En cuanto a sus componentes concretamente audiovisuales, It’s a Sin no podía conformarse con lo mínimo. Se beneficia en gran parte de la dirección de Peter Hoar cuya experiencia previa en series de Marvel para Netflix se traduce no solo en su buena sintonía con el grupo de jóvenes actores sino también en el desarrollo de ambientes que reflejan más que lugares en los que interactúan los personajes. La diferencia entre la casa de Ritchie en la Isla de Wight y el Palacio Rosa de Londres no acaba en el contraste entre ciudad y pueblo sino en cómo Ritchie se siente en ambos. Una pieza clave es la iluminación que termina por hacer más frío al primero y más cálido al segundo pese a que el Palacio es claramente más pobre y desaseado. La iluminación también realza la cinematografía en las escenas de fiesta, especialmente en el montaje del tercer episodio que termina con un espectáculo de lasers y reflectores de discoteca. Está demás aplaudir la labor del departamento de vestuario por un un repertorio de atuendos digno de la generación MTV. También está demás elogiar la banda sonora que combina grandes éxitos con algunas rarezas británicas y hasta un cover de la agrupación del propio Ritchie.
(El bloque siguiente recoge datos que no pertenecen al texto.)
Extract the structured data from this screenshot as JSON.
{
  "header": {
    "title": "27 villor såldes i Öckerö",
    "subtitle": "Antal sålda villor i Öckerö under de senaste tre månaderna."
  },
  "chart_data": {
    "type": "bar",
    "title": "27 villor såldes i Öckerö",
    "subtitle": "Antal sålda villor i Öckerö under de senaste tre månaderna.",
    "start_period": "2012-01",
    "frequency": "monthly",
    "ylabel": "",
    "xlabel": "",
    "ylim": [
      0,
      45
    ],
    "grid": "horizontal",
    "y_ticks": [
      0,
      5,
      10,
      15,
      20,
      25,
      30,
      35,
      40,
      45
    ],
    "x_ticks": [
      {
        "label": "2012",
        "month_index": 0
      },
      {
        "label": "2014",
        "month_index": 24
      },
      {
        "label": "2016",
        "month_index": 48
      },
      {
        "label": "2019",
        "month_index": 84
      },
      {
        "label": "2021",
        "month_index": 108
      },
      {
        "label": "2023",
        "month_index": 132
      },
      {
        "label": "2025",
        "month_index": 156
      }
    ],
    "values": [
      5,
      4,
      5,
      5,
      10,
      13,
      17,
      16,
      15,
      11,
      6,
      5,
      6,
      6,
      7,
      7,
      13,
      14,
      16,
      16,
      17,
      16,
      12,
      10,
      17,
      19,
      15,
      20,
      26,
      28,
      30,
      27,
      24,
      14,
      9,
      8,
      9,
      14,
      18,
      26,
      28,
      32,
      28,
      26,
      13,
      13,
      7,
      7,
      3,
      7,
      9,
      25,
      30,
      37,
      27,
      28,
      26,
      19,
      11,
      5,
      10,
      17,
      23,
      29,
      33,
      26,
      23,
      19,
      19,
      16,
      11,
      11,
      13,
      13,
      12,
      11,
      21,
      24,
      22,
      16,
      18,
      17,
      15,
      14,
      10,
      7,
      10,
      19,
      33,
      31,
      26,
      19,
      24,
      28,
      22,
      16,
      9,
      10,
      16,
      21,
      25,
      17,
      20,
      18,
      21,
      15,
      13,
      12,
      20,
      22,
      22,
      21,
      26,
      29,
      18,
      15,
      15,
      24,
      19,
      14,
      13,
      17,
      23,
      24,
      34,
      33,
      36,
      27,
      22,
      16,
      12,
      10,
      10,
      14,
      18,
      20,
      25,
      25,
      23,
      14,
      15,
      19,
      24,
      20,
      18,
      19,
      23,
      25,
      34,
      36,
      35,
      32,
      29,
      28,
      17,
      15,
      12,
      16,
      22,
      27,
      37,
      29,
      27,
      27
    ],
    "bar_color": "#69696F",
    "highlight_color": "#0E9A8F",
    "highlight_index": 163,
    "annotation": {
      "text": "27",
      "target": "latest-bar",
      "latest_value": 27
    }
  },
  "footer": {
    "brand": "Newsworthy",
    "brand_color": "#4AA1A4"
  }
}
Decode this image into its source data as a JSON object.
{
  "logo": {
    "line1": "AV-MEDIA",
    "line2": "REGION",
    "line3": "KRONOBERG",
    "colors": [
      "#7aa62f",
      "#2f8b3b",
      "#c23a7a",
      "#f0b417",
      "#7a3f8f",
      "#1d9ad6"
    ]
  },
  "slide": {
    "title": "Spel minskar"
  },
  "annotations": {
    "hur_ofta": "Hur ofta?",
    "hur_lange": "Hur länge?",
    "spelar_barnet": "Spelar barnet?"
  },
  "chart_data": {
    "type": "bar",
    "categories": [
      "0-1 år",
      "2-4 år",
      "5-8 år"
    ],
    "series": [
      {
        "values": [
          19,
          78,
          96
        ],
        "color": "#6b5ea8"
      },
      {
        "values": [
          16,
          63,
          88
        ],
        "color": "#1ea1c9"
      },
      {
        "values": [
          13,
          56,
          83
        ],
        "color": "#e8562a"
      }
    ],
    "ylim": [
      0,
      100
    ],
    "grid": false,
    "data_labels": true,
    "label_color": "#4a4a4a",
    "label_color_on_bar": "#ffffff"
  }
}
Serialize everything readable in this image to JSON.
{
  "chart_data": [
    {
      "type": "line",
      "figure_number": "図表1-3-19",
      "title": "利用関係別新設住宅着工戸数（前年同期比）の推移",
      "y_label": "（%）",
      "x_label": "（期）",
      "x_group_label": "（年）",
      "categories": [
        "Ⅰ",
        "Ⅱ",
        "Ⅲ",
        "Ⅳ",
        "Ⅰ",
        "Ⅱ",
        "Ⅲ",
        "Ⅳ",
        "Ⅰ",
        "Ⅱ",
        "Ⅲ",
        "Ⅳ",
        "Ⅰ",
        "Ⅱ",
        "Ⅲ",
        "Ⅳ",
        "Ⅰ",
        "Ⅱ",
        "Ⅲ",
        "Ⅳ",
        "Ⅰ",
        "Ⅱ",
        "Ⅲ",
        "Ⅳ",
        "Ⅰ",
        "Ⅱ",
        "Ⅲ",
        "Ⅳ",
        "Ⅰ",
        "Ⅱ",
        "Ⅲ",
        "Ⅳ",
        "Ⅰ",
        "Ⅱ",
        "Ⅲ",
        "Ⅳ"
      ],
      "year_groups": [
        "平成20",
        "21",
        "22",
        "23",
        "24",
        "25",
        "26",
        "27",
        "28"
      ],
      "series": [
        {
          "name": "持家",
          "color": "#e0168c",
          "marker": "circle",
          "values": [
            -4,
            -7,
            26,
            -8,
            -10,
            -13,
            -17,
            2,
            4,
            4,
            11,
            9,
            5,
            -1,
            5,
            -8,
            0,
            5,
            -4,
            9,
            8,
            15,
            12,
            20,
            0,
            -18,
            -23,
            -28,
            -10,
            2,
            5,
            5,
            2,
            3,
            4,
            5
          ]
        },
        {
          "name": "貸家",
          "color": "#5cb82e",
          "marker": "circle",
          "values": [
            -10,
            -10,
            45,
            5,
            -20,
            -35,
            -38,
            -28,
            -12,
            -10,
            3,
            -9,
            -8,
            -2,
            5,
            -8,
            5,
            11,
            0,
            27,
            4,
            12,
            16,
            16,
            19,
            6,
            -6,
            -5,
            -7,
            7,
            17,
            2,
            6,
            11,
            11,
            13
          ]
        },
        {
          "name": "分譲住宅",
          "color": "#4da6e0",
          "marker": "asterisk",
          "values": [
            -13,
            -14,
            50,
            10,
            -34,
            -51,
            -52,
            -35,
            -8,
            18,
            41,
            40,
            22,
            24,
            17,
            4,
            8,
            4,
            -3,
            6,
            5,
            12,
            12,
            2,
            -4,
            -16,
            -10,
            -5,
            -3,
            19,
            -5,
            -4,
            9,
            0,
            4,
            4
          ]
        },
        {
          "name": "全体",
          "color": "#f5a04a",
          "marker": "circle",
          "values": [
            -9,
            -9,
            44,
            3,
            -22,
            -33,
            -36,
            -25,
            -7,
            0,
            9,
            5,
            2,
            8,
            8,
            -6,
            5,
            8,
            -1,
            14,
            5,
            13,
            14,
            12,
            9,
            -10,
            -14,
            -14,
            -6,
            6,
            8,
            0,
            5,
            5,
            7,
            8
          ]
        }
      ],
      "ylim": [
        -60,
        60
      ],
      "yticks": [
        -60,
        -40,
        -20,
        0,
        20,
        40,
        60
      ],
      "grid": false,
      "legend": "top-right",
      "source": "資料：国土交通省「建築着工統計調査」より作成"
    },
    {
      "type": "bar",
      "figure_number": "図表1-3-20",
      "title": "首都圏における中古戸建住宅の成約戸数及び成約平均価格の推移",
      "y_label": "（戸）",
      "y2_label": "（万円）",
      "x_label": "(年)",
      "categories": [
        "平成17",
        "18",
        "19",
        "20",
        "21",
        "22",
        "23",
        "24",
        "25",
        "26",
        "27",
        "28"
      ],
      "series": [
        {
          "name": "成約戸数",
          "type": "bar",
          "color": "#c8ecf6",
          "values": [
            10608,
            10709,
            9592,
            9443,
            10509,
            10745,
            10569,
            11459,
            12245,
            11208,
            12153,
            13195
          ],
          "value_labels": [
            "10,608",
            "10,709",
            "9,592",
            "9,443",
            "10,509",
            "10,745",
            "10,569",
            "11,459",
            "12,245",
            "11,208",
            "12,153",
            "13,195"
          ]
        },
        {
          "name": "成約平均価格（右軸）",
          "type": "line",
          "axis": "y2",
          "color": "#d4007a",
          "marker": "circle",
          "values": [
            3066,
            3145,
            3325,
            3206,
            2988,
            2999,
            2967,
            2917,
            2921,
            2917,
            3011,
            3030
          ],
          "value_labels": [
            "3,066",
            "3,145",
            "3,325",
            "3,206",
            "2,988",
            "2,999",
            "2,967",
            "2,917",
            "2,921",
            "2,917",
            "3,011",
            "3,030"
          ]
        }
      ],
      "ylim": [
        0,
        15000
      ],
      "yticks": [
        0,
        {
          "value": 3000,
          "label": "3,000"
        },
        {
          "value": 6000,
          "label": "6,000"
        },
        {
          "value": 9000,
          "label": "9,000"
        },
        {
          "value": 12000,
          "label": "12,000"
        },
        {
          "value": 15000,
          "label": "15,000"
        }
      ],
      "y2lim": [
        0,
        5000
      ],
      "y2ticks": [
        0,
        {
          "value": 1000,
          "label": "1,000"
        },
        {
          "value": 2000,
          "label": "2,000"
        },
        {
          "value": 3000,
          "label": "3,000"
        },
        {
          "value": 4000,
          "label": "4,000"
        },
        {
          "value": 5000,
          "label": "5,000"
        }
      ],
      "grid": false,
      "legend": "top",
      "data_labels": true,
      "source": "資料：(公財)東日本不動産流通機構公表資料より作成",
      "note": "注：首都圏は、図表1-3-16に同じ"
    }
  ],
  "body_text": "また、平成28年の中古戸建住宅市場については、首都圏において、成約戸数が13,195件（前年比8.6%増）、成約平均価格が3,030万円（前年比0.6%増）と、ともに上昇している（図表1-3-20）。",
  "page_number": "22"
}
Aunque terminó de rodarse en enero de 2020, es inevitable interpretar la miniserie de Davies como una parábola sobre la pandemia que hoy nos amenaza a todos sin distinción de origen, condición económica, sexo u orientación sexual. Por un lado, podemos vernos reflejados en el pavor, desdicha e impotencia que experimentan los personajes mientras ven como la marea del sida va devorando a sus parejas y amigos y pronto a ellos mismos, todo ante un Estado indiferente cuando no negligente. Podemos sentir empatía incluso por los más temerarios como Ritchie que solo repararon en su imprudencia cuando era tarde. Por otro lado, somos conscientes que la comparación de pandemias termina con la homofobia descarnada del resto de la sociedad que convirtió a los enfermos de sida en parias condenados a una putrefacción solitaria. Es cierto que el COVID-19 también ha hecho que millones mueran en un duro aislamiento, pero el VIH implicó un abandono que no respondía a un peligro de contagio sino al lado más oscuro de una humanidad carcomida por dogmas religiosos y económicos. Los falsos eruditos de la época llegaron a insinuar que, como la propia “desviación” sexual, contagiarse de VIH era una “elección”. ¿Hasta qué punto esa “elección” podía evitarse si ni siquiera se podía hablar abiertamente de sexo en las escuelas? ¿Y por qué hasta hoy no puede hablarse? Lo cierto es que hasta el 2019 el sida ha seguido matando a millones de personas, sobre todo en poblaciones del sur y este de África, pero apenas hay indicios de una cura a diferencia de las “milagrosas” vacunas para el COVID. 

It’s a Sin es una producción magistral que se agradece en un periodo escaso de propuestas genuinamente provocadoras y reconfortantes dentro del cine y televisión más comerciales. Es una representación ambiciosa que sin querer hace justicia al himno ochentero de Pet Shop Boys. También es un sentido tributo a toda una generación de personas LGTB+ que disfrutaron al máximo de lo poco que se podían permitir en una sociedad retrógrada e hipócrita y que murieron con doble sentimiento de culpa y una soledad imperdonable. El sensible y valiente discurso de Jill hacia la madre de Ritchie en el último capítulo resume la reacción que la miniserie espera de su público al final. Porque solamente los científicos pueden hacer algo para acelerar la cura del VIH pero el resto de nosotros podemos hacer algo para erradicar la pandemia de la homofobia que se origina en los propios hogares y se esparce por todos los ámbitos de nuestra sociedad. Siendo pariente de una persona con VIH, y consciente del estigma que se genera en el propio círculo familiar, siento que es casi un deber recomendar esta miniserie y a partir de ella animar a otros a cuestionarse a sí mismos y a desafiar los tabúes inútiles de nuestra sociedad. Después de todo, como dijo un tal Jesucristo, nadie está libre de (esa impulsividad humana que sólo atormenta a quienes la conocen como) pecado.